Background: Prostate cancer (PCa) phenotypes vary from indolent to aggressive. Molecular subtyping may be useful in predicting aggressive cancers and directing therapy. One such subtype involving deletions of chromodomain helicase DNA binding protein 1 ( CHD1), a tumor suppressor gene, are found in 10–26% of PCa tumors. In this study, we evaluate the functional cellular effects that follow CHD1 deletion. Methods: CHD1 was knocked out (KO) in the non-tumorigenic, human papillomavirus 16 (HPV16)-immortalized prostate epithelial cell line, RWPE-1, using CRISPR/Cas9. In vitro assays such as T7 endonuclease assay, western blot, and sequencing were undertaken to characterize the CHD1 KO clones. Morphologic and functional assays for cell adhesion and viability were performed. To study expression of extracellular matrix (ECM) and adhesion molecules, a real-time (RT) profiler assay was performed using RWPE-1 parental, non-target cells (NT2) and CHD1 KO cells.
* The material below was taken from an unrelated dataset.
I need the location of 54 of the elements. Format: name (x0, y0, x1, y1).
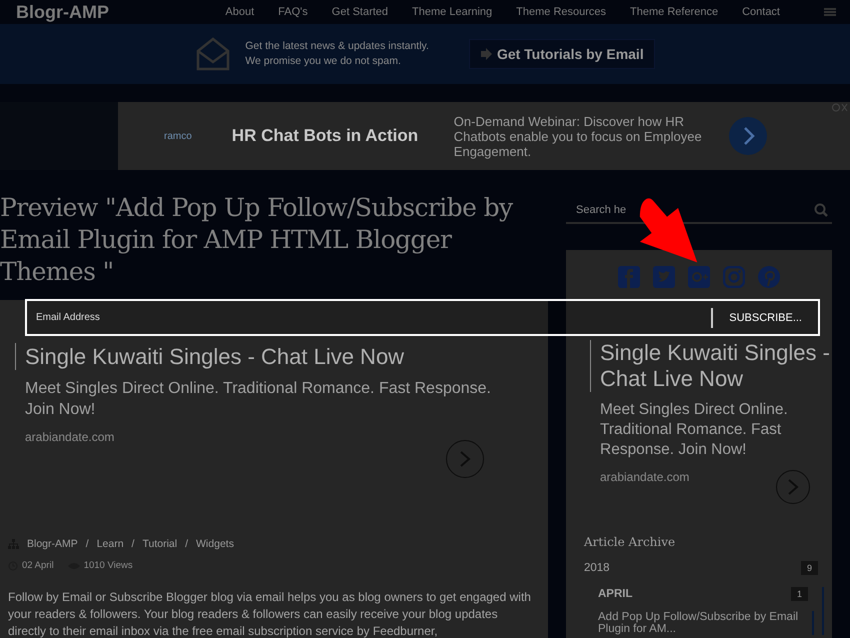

Result: Compared to parental RWPE-1 and non-target cells (NT2), the CHD1 KO cells had a smaller, rounder morphology and were less adherent under routine culture conditions. Compared to parental cells, CHD1 KO cells showed a reduction in ECM and adhesion molecules as well as a greater proportion of viable suspension cells when cultured on standard tissue culture plates and on plates coated with laminin, fibronectin or collagen I. CHD1 KO cells showed a decrease in the expression of secreted protein acidic and rich in cysteine (SPARC), matrix metalloproteinase 2 (MMP2), integrin subunit alpha 2 (ITGA2), integrin subunit alpha 5 (ITGA5), integrin subunit alpha 6 (ITGA6), fibronectin (FN1), laminin subunit beta-3 precursor (LAMB3), collagen, tenascin and vitronectin as compared to parental and NT2 cells. Conclusion: These data suggest that in erythroblast transformation specific (ETS) fusion-negative, phosphatase and tensin homolog ( PTEN) wildtype PCa, deletion of CHD1 alters cell-cell and cell-matrix adhesion dynamics, suggesting an important role for CHD1 in the development and progression of PCa.